Antigen Retrieval (optional)
- Heat repair: Immerse the paraffin sections into citrate buffer (pH 6.0), microwave until boiling then cut off the power, leave in microwave for 10 min. Repeat twice. Cool at room temperature and wash twice by immersing in distilled water.
- 1% Triton X-100
- 5% BSA blocking solution/goat serum
- Antifade mounting media
- Primary Antibody
- Conjugated-Secondary Antibody
- SABC reagents
- Add 5% BSA blocking solution or normal goat serum and incubate at 37 ℃ for 30 mins with shaking.
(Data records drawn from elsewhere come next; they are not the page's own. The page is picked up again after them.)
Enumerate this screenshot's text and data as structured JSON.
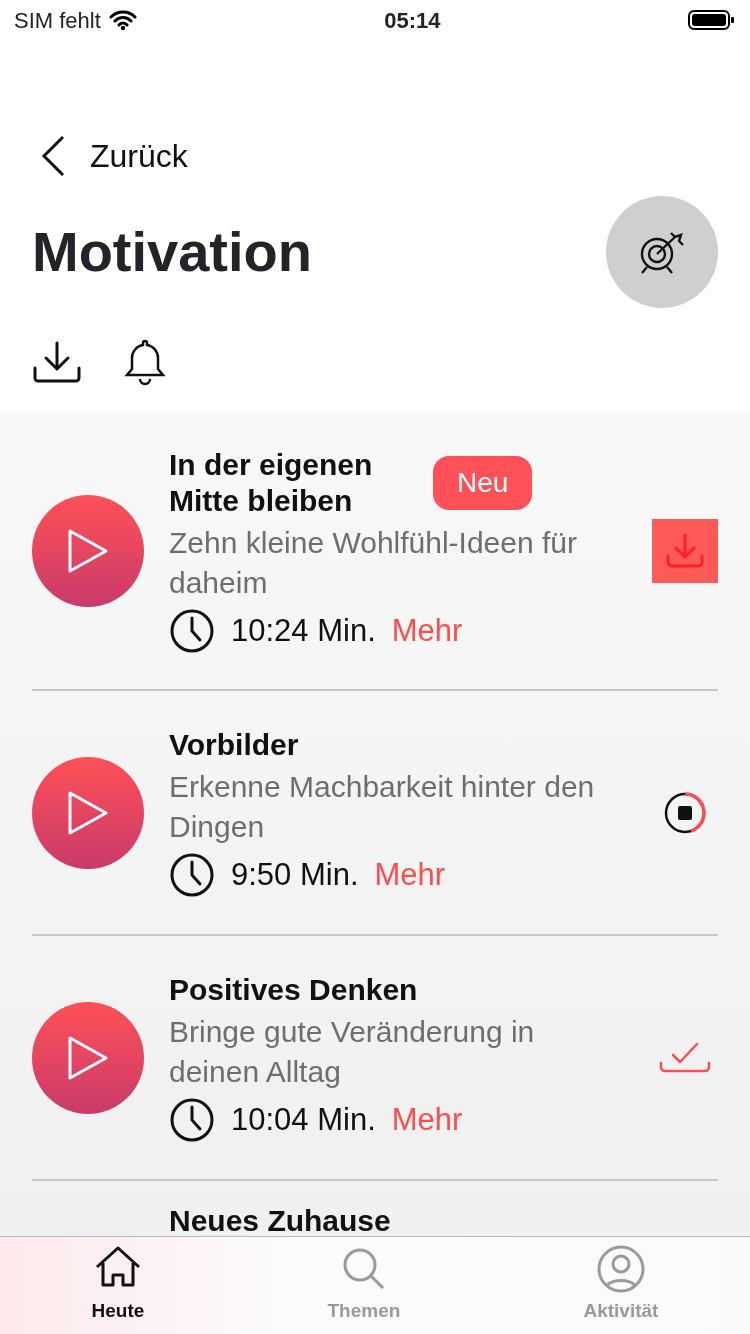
{
  "status_bar": {
    "carrier": "SIM fehlt",
    "time": "05:14"
  },
  "nav": {
    "back_label": "Zurück"
  },
  "title": "Motivation",
  "episodes": [
    {
      "title": "In der eigenen Mitte bleiben",
      "badge": "Neu",
      "subtitle": "Zehn kleine Wohlfühl-Ideen für daheim",
      "duration": "10:24 Min.",
      "more": "Mehr",
      "kind": "download"
    },
    {
      "title": "Vorbilder",
      "subtitle": "Erkenne Machbarkeit hinter den Dingen",
      "duration": "9:50 Min.",
      "more": "Mehr",
      "kind": "downloading",
      "level": 0.45
    },
    {
      "title": "Positives Denken",
      "subtitle": "Bringe gute Veränderung in deinen Alltag",
      "duration": "10:04 Min.",
      "more": "Mehr",
      "kind": "downloaded"
    },
    {
      "title": "Neues Zuhause",
      "kind": "partial"
    }
  ],
  "tabs": [
    {
      "label": "Heute",
      "selected": true
    },
    {
      "label": "Themen",
      "selected": false
    },
    {
      "label": "Aktivität",
      "selected": false
    }
  ]
}
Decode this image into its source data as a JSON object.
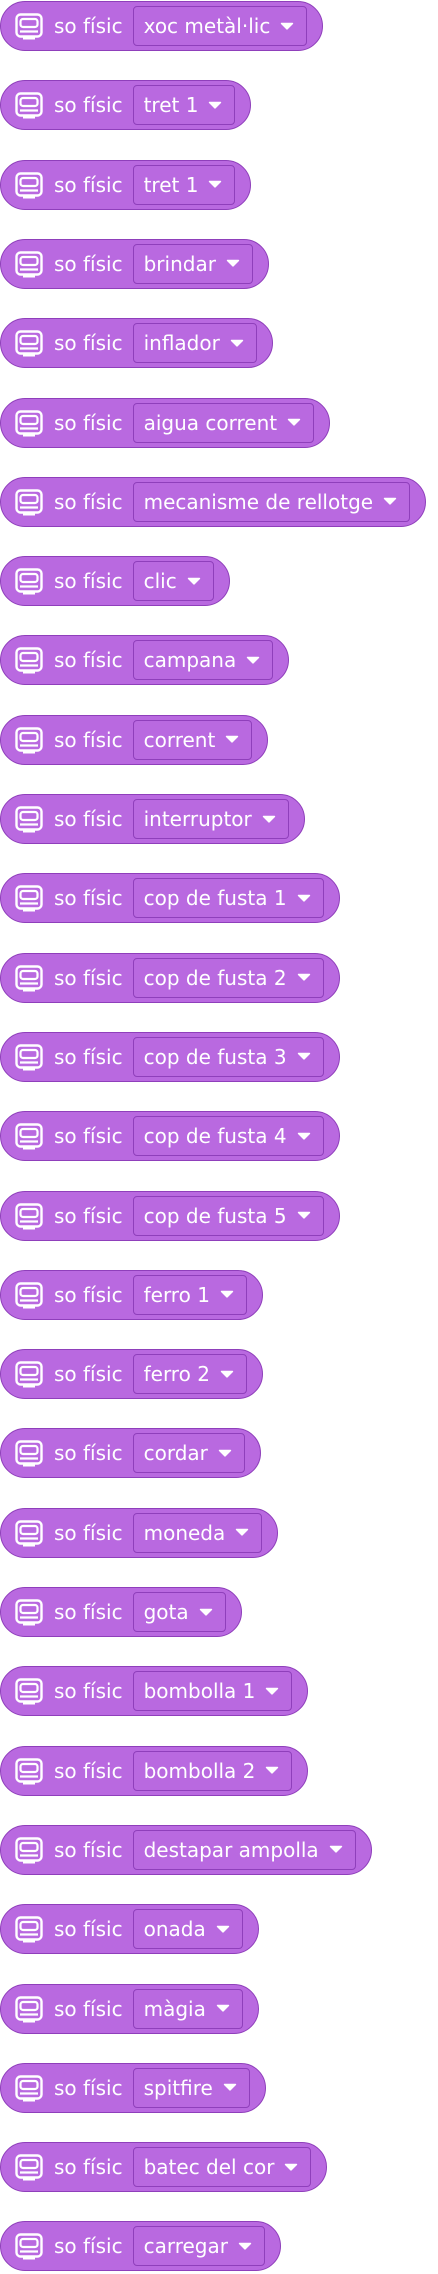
{
  "block_label": "so físic",
  "icon": "robot-speaker-icon",
  "colors": {
    "block_fill": "#b969e0",
    "block_border": "#8f3fbb",
    "text": "#ffffff"
  },
  "blocks": [
    {
      "value": "xoc metàl·lic"
    },
    {
      "value": "tret 1"
    },
    {
      "value": "tret 1"
    },
    {
      "value": "brindar"
    },
    {
      "value": "inflador"
    },
    {
      "value": "aigua corrent"
    },
    {
      "value": "mecanisme de rellotge"
    },
    {
      "value": "clic"
    },
    {
      "value": "campana"
    },
    {
      "value": "corrent"
    },
    {
      "value": "interruptor"
    },
    {
      "value": "cop de fusta 1"
    },
    {
      "value": "cop de fusta 2"
    },
    {
      "value": "cop de fusta 3"
    },
    {
      "value": "cop de fusta 4"
    },
    {
      "value": "cop de fusta 5"
    },
    {
      "value": "ferro 1"
    },
    {
      "value": "ferro 2"
    },
    {
      "value": "cordar"
    },
    {
      "value": "moneda"
    },
    {
      "value": "gota"
    },
    {
      "value": "bombolla 1"
    },
    {
      "value": "bombolla 2"
    },
    {
      "value": "destapar ampolla"
    },
    {
      "value": "onada"
    },
    {
      "value": "màgia"
    },
    {
      "value": "spitfire"
    },
    {
      "value": "batec del cor"
    },
    {
      "value": "carregar"
    }
  ]
}
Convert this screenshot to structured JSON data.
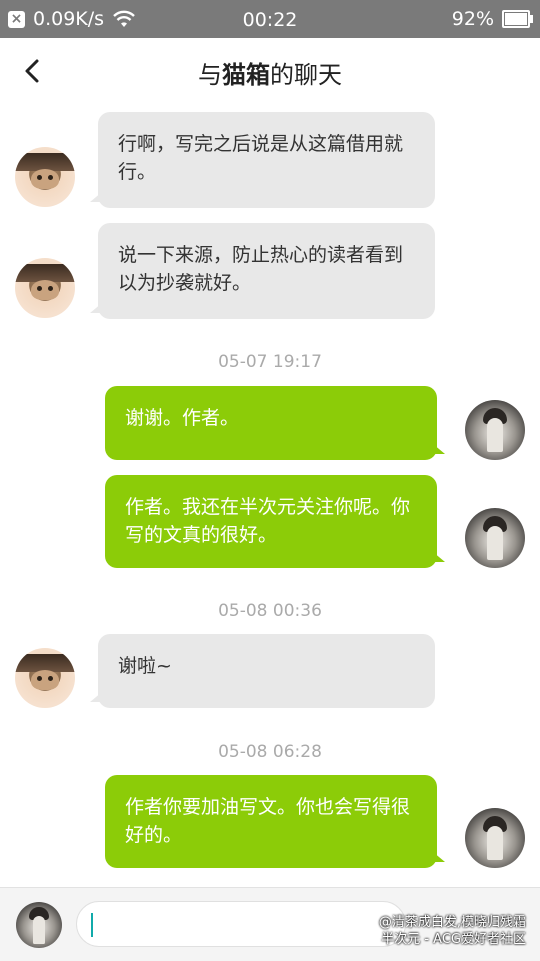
{
  "status_bar": {
    "net_speed": "0.09K/s",
    "time": "00:22",
    "battery_percent": "92%",
    "battery_level": 0.92,
    "icons": [
      "close-notification-icon",
      "wifi-icon",
      "battery-icon"
    ]
  },
  "header": {
    "title_prefix": "与",
    "title_name": "猫箱",
    "title_suffix": "的聊天",
    "back_icon": "chevron-left-icon"
  },
  "messages": [
    {
      "side": "in",
      "text": "行啊，写完之后说是从这篇借用就行。"
    },
    {
      "side": "in",
      "text": "说一下来源，防止热心的读者看到以为抄袭就好。"
    },
    {
      "timestamp": "05-07 19:17"
    },
    {
      "side": "out",
      "text": "谢谢。作者。"
    },
    {
      "side": "out",
      "text": "作者。我还在半次元关注你呢。你写的文真的很好。"
    },
    {
      "timestamp": "05-08 00:36"
    },
    {
      "side": "in",
      "text": "谢啦~"
    },
    {
      "timestamp": "05-08 06:28"
    },
    {
      "side": "out",
      "text": "作者你要加油写文。你也会写得很好的。"
    }
  ],
  "input": {
    "value": "",
    "watermark_line1": "@清茶成白发,模晓归残霜",
    "watermark_line2": "半次元 - ACG爱好者社区"
  },
  "colors": {
    "status_bar": "#7a7a7a",
    "incoming_bubble": "#e8e8e8",
    "outgoing_bubble": "#8ccc08",
    "timestamp": "#aaaaaa"
  }
}
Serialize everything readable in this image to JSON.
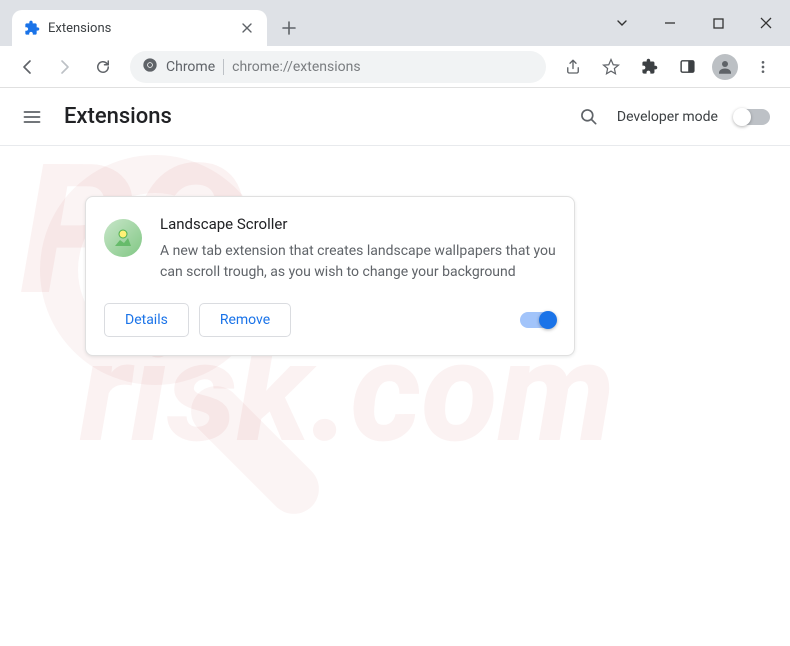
{
  "window": {
    "tab_title": "Extensions"
  },
  "omnibox": {
    "prefix": "Chrome",
    "url": "chrome://extensions"
  },
  "header": {
    "title": "Extensions",
    "devmode_label": "Developer mode"
  },
  "extension": {
    "name": "Landscape Scroller",
    "description": "A new tab extension that creates landscape wallpapers that you can scroll trough, as you wish to change your background",
    "details_label": "Details",
    "remove_label": "Remove",
    "enabled": true
  }
}
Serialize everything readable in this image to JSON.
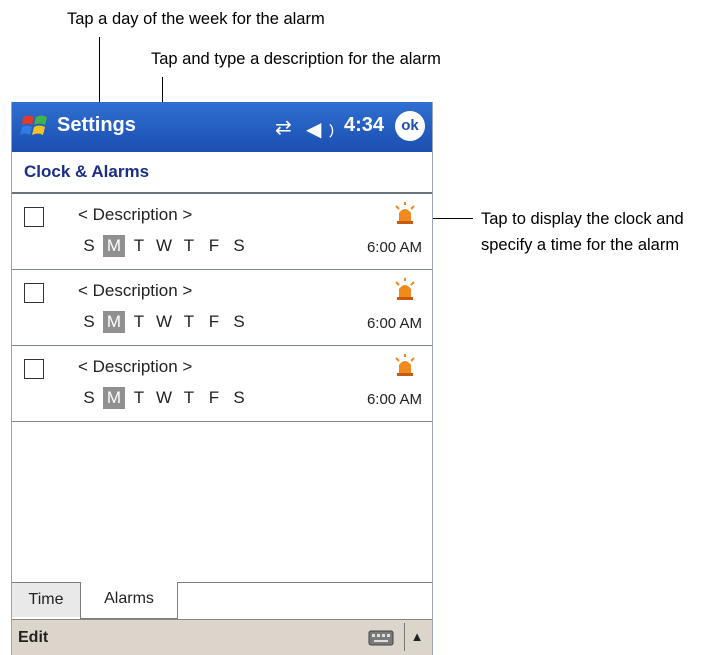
{
  "annotations": {
    "day_callout": "Tap a day of the week for the alarm",
    "description_callout": "Tap and type a description for the alarm",
    "clock_callout_line1": "Tap to display the clock and",
    "clock_callout_line2": "specify a time for the alarm"
  },
  "titlebar": {
    "title": "Settings",
    "time": "4:34",
    "ok_label": "ok",
    "icons": [
      "start-flag-icon",
      "connectivity-icon",
      "volume-icon"
    ]
  },
  "page": {
    "title": "Clock & Alarms"
  },
  "alarms": [
    {
      "checked": false,
      "description": "< Description >",
      "days": [
        "S",
        "M",
        "T",
        "W",
        "T",
        "F",
        "S"
      ],
      "active_day": "M",
      "time": "6:00 AM",
      "icon": "alarm-bell-icon"
    },
    {
      "checked": false,
      "description": "< Description >",
      "days": [
        "S",
        "M",
        "T",
        "W",
        "T",
        "F",
        "S"
      ],
      "active_day": "M",
      "time": "6:00 AM",
      "icon": "alarm-bell-icon"
    },
    {
      "checked": false,
      "description": "< Description >",
      "days": [
        "S",
        "M",
        "T",
        "W",
        "T",
        "F",
        "S"
      ],
      "active_day": "M",
      "time": "6:00 AM",
      "icon": "alarm-bell-icon"
    }
  ],
  "tabs": [
    {
      "label": "Time",
      "selected": false
    },
    {
      "label": "Alarms",
      "selected": true
    }
  ],
  "menubar": {
    "edit_label": "Edit",
    "keyboard_icon": "keyboard-icon",
    "sip_arrow": "▲"
  },
  "colors": {
    "titlebar": "#1b4fb0",
    "page_title": "#1a2e8a",
    "active_day_bg": "#909090",
    "menubar": "#dcd5cc"
  }
}
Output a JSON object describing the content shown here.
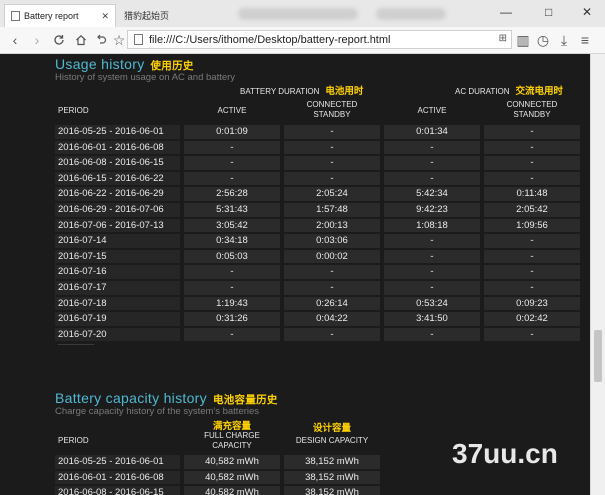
{
  "browser": {
    "tabs": [
      {
        "label": "Battery report",
        "active": true
      },
      {
        "label": "猎豹起始页",
        "active": false
      }
    ],
    "url": "file:///C:/Users/ithome/Desktop/battery-report.html",
    "window_controls": {
      "minimize": "—",
      "maximize": "□",
      "close": "✕"
    }
  },
  "usage": {
    "title": "Usage history",
    "title_cn": "使用历史",
    "subtitle": "History of system usage on AC and battery",
    "battery_duration": "BATTERY DURATION",
    "battery_duration_cn": "电池用时",
    "ac_duration": "AC DURATION",
    "ac_duration_cn": "交流电用时",
    "col_period": "PERIOD",
    "col_active": "ACTIVE",
    "col_standby_1": "CONNECTED",
    "col_standby_2": "STANDBY",
    "rows": [
      [
        "2016-05-25 - 2016-06-01",
        "0:01:09",
        "-",
        "0:01:34",
        "-"
      ],
      [
        "2016-06-01 - 2016-06-08",
        "-",
        "-",
        "-",
        "-"
      ],
      [
        "2016-06-08 - 2016-06-15",
        "-",
        "-",
        "-",
        "-"
      ],
      [
        "2016-06-15 - 2016-06-22",
        "-",
        "-",
        "-",
        "-"
      ],
      [
        "2016-06-22 - 2016-06-29",
        "2:56:28",
        "2:05:24",
        "5:42:34",
        "0:11:48"
      ],
      [
        "2016-06-29 - 2016-07-06",
        "5:31:43",
        "1:57:48",
        "9:42:23",
        "2:05:42"
      ],
      [
        "2016-07-06 - 2016-07-13",
        "3:05:42",
        "2:00:13",
        "1:08:18",
        "1:09:56"
      ],
      [
        "2016-07-14",
        "0:34:18",
        "0:03:06",
        "-",
        "-"
      ],
      [
        "2016-07-15",
        "0:05:03",
        "0:00:02",
        "-",
        "-"
      ],
      [
        "2016-07-16",
        "-",
        "-",
        "-",
        "-"
      ],
      [
        "2016-07-17",
        "-",
        "-",
        "-",
        "-"
      ],
      [
        "2016-07-18",
        "1:19:43",
        "0:26:14",
        "0:53:24",
        "0:09:23"
      ],
      [
        "2016-07-19",
        "0:31:26",
        "0:04:22",
        "3:41:50",
        "0:02:42"
      ],
      [
        "2016-07-20",
        "-",
        "-",
        "-",
        "-"
      ]
    ]
  },
  "capacity": {
    "title": "Battery capacity history",
    "title_cn": "电池容量历史",
    "subtitle": "Charge capacity history of the system's batteries",
    "col_period": "PERIOD",
    "col_full_1": "FULL CHARGE",
    "col_full_2": "CAPACITY",
    "col_full_cn": "满充容量",
    "col_design": "DESIGN CAPACITY",
    "col_design_cn": "设计容量",
    "rows": [
      [
        "2016-05-25 - 2016-06-01",
        "40,582 mWh",
        "38,152 mWh"
      ],
      [
        "2016-06-01 - 2016-06-08",
        "40,582 mWh",
        "38,152 mWh"
      ],
      [
        "2016-06-08 - 2016-06-15",
        "40,582 mWh",
        "38,152 mWh"
      ]
    ]
  },
  "watermark": "37uu.cn"
}
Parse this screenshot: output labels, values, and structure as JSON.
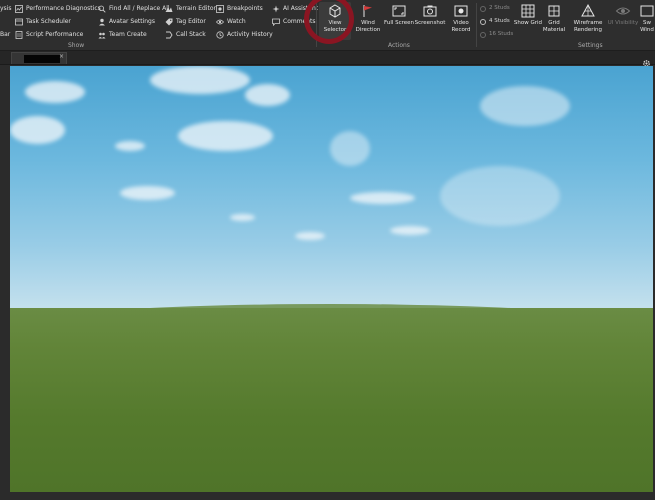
{
  "ribbon": {
    "col0": [
      "ysis",
      "Bar"
    ],
    "show_group": {
      "label": "Show",
      "col1": [
        {
          "label": "Performance Diagnostics",
          "icon": "performance-icon"
        },
        {
          "label": "Task Scheduler",
          "icon": "task-icon"
        },
        {
          "label": "Script Performance",
          "icon": "script-icon"
        }
      ],
      "col2": [
        {
          "label": "Find All / Replace All",
          "icon": "find-icon"
        },
        {
          "label": "Avatar Settings",
          "icon": "avatar-icon"
        },
        {
          "label": "Team Create",
          "icon": "team-icon"
        }
      ],
      "col3": [
        {
          "label": "Terrain Editor",
          "icon": "terrain-icon"
        },
        {
          "label": "Tag Editor",
          "icon": "tag-icon"
        },
        {
          "label": "Call Stack",
          "icon": "callstack-icon"
        }
      ],
      "col4": [
        {
          "label": "Breakpoints",
          "icon": "breakpoint-icon"
        },
        {
          "label": "Watch",
          "icon": "watch-icon"
        },
        {
          "label": "Activity History",
          "icon": "history-icon"
        }
      ],
      "col5": [
        {
          "label": "AI Assistant",
          "icon": "ai-icon"
        },
        {
          "label": "Comments",
          "icon": "comment-icon"
        }
      ]
    },
    "actions_group": {
      "label": "Actions",
      "buttons": [
        {
          "label": "View Selector"
        },
        {
          "label": "Wind Direction"
        },
        {
          "label": "Full Screen"
        },
        {
          "label": "Screenshot"
        },
        {
          "label": "Video Record"
        }
      ]
    },
    "settings_group": {
      "label": "Settings",
      "studs": [
        "2 Studs",
        "4 Studs",
        "16 Studs"
      ],
      "selected_stud": "4 Studs",
      "buttons": [
        {
          "label": "Show Grid"
        },
        {
          "label": "Grid Material"
        },
        {
          "label": "Wireframe Rendering"
        },
        {
          "label": "UI Visibility"
        },
        {
          "label": "Sw Wind"
        }
      ]
    }
  },
  "tab": {
    "close": "×"
  },
  "colors": {
    "annotation": "#8a1522"
  }
}
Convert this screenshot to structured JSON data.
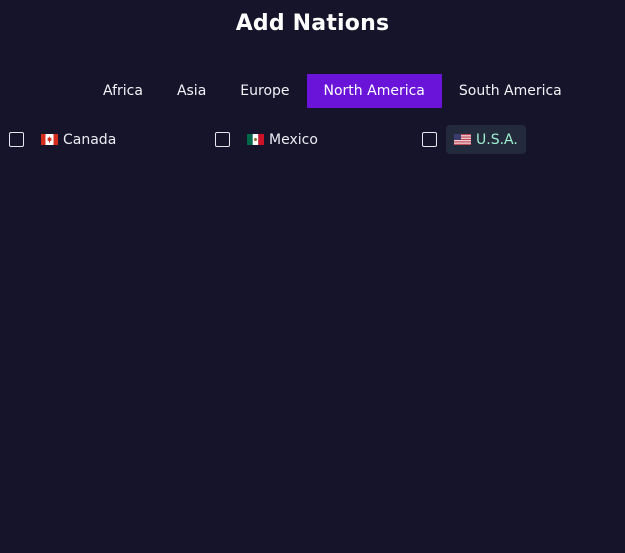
{
  "title": "Add Nations",
  "tabs": [
    {
      "label": "Africa",
      "active": false
    },
    {
      "label": "Asia",
      "active": false
    },
    {
      "label": "Europe",
      "active": false
    },
    {
      "label": "North America",
      "active": true
    },
    {
      "label": "South America",
      "active": false
    }
  ],
  "nations": [
    {
      "name": "Canada",
      "checked": false,
      "flag_icon": "canada-flag-icon"
    },
    {
      "name": "Mexico",
      "checked": false,
      "flag_icon": "mexico-flag-icon"
    },
    {
      "name": "U.S.A.",
      "checked": false,
      "flag_icon": "usa-flag-icon",
      "highlighted": true
    }
  ],
  "colors": {
    "background": "#15142b",
    "active_tab": "#6a14d9",
    "highlight_chip_bg": "#232a3b",
    "highlight_chip_text": "#9ff0d0"
  }
}
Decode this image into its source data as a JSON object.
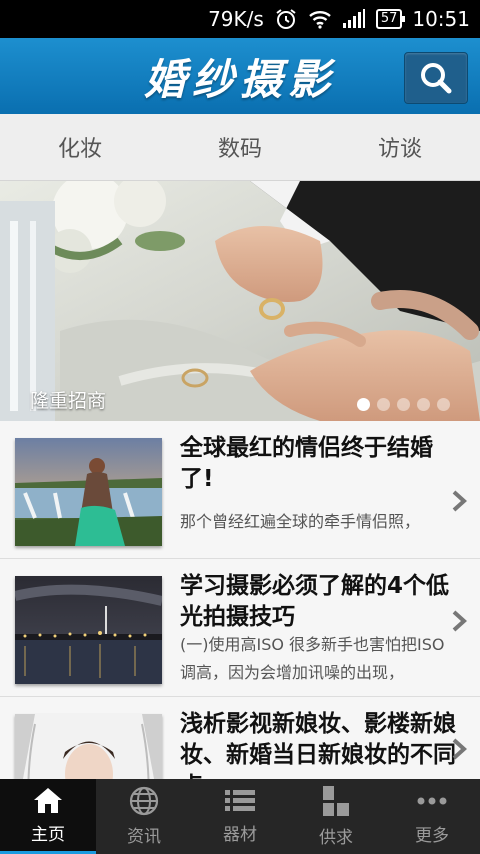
{
  "status_bar": {
    "speed": "79K/s",
    "battery": "57",
    "time": "10:51"
  },
  "header": {
    "title": "婚纱摄影"
  },
  "tabs": [
    {
      "label": "化妆"
    },
    {
      "label": "数码"
    },
    {
      "label": "访谈"
    }
  ],
  "banner": {
    "caption": "隆重招商",
    "slide_count": 5,
    "active_slide": 1
  },
  "articles": [
    {
      "title": "全球最红的情侣终于结婚了!",
      "description": "那个曾经红遍全球的牵手情侣照，"
    },
    {
      "title": "学习摄影必须了解的4个低光拍摄技巧",
      "description": "(一)使用高ISO 很多新手也害怕把ISO调高，因为会增加讯噪的出现，"
    },
    {
      "title": "浅析影视新娘妆、影楼新娘妆、新婚当日新娘妆的不同点",
      "description": ""
    }
  ],
  "bottom_nav": [
    {
      "label": "主页",
      "icon": "home-icon",
      "active": true
    },
    {
      "label": "资讯",
      "icon": "globe-icon",
      "active": false
    },
    {
      "label": "器材",
      "icon": "list-icon",
      "active": false
    },
    {
      "label": "供求",
      "icon": "grid-icon",
      "active": false
    },
    {
      "label": "更多",
      "icon": "more-icon",
      "active": false
    }
  ],
  "colors": {
    "header_blue": "#0a6fb0",
    "active_nav_accent": "#1a9be0"
  }
}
- Dilute primary antibody in blocking buffer. Incubate at 37oC
- Wash with PBS for 20 min, 2 times. Add labelled (enzyme- or fluorophore conjugated) secondary antibody and incubate at room temperature in the dark for 1-2 hrs. Note: When using any primary or fluorochrome-conjugated secondary antibody for the first time, titrate the antibody to determine which dilution allows for the strongest specific signal with the least background for your sample.
- Wash with PBS for 20 min, 2 times. Add SABC reagents and incubate at 37 ℃ for 30 mins. Wash with PBS for 20 mins, 3 times. Note: Prepare solution by mixing 1 ml distilled water with one drop of Reagent A, B, C.
- Incubate at room temperature as per instructions.
Counter-staining (if required)
- In preparation for ‘counterstaining; with IB4/DAPI or GFAP/DAPI, incubate the sections in PBS with Ca2+, Mg2+, and Mn2+ and 0.1% Triton X-100 for 15 minutes. Rinse the slides through a quick change of PBS.
- Incubate slides in 1:10,000 DAPI for 30 min. Wash slides in PBS for 2 mins, 3 times.
- Prepare antifade mounting media according to directions. Allow the slides to dry approximately ¾ to completion. Place the coverslip taking care to remove any bubbles formed beneath the coverslips.